We come to the enclave of Cayo Hueso, webbed with wires and antennas, where Nesto parks on the corner of a tight street, asking a group of shirtless boys kicking a ball around to watch the car so it’s not stripped of any parts while we’re gone.

He calls up to a building, “Zoraida! Zoraida!” his voice filling the small avenue.

A woman pokes her head out of a third-floor window, turns her face upward to yell the same name too. Finally, on the sixth floor, another head emerges from some curtains. A man calls down to Nesto to catch, and tosses a key down to the street for him. Nesto opens the building door to a foyer wall painted over with a portrait of a dreamy-faced young Che, and we start the long walk up several flights of broken stairs, sweat gathering in the crevices of my collarbone and dripping down my spine. I stop and lean on the banister to catch my breath while Nesto flies past me, teasing that I have no stamina, until we both arrive at the top floor, which opens into a small cinder block single-room apartment on the building’s roof.
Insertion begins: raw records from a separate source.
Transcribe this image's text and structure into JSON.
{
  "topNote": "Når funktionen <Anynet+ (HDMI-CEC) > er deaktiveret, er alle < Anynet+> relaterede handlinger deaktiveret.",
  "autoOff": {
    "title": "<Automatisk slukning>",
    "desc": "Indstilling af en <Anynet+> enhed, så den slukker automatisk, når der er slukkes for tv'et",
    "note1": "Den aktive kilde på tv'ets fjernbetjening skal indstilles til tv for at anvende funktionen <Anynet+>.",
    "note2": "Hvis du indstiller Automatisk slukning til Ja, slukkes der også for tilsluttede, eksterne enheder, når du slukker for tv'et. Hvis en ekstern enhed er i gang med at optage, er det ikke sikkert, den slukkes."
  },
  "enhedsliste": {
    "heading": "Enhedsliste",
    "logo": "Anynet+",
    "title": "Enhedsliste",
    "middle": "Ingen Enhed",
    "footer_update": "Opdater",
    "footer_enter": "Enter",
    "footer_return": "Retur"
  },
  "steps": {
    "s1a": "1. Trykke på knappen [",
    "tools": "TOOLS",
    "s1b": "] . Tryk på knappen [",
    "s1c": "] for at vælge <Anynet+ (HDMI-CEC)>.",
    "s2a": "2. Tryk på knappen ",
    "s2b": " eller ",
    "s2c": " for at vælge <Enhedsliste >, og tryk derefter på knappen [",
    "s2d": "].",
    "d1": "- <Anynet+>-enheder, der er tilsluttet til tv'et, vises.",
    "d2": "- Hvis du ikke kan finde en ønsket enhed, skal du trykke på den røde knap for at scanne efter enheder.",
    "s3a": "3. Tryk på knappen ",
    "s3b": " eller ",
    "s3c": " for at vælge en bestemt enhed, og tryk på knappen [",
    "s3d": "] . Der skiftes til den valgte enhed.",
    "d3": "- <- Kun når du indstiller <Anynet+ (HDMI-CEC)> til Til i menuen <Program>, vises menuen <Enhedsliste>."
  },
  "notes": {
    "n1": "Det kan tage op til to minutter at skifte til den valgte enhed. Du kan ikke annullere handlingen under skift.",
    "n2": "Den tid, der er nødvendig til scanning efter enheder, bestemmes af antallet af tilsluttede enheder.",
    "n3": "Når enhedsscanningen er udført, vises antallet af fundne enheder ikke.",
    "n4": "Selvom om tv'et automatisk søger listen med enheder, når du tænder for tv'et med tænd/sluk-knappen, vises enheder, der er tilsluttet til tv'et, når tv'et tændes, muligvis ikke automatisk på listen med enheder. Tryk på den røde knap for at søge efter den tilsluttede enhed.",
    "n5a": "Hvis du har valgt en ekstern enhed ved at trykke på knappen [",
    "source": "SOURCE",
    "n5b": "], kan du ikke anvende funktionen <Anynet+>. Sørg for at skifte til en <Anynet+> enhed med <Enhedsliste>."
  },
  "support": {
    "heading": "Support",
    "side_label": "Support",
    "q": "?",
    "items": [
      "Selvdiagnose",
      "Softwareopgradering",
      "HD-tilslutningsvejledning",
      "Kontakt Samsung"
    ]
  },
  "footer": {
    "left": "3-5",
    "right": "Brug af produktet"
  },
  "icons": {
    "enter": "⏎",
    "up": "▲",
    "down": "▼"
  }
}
Zoraida sits in a wooden chair at the center beside an altar to Santa Barbara — Changó—with her long sword watching over a glass of white wine and a red apple. Zoraida is a small woman, her head wrapped in a ruby scarf, wearing a long white dress that reaches the floor. The door behind her opens to a concrete garden. Nesto greets her, bowing to her slightly, and introduces me; and Zoraida, who Nesto says is at least one hundred years old though nobody knows for sure but she looks about seventy, waves me over to her, takes my hand in hers, rubs it gently with her thumbs, and says, “So you are the one having trouble with your dreams.”

She turns to Nesto. “You leave us alone. Go outside. Wait in the shade until I call you.”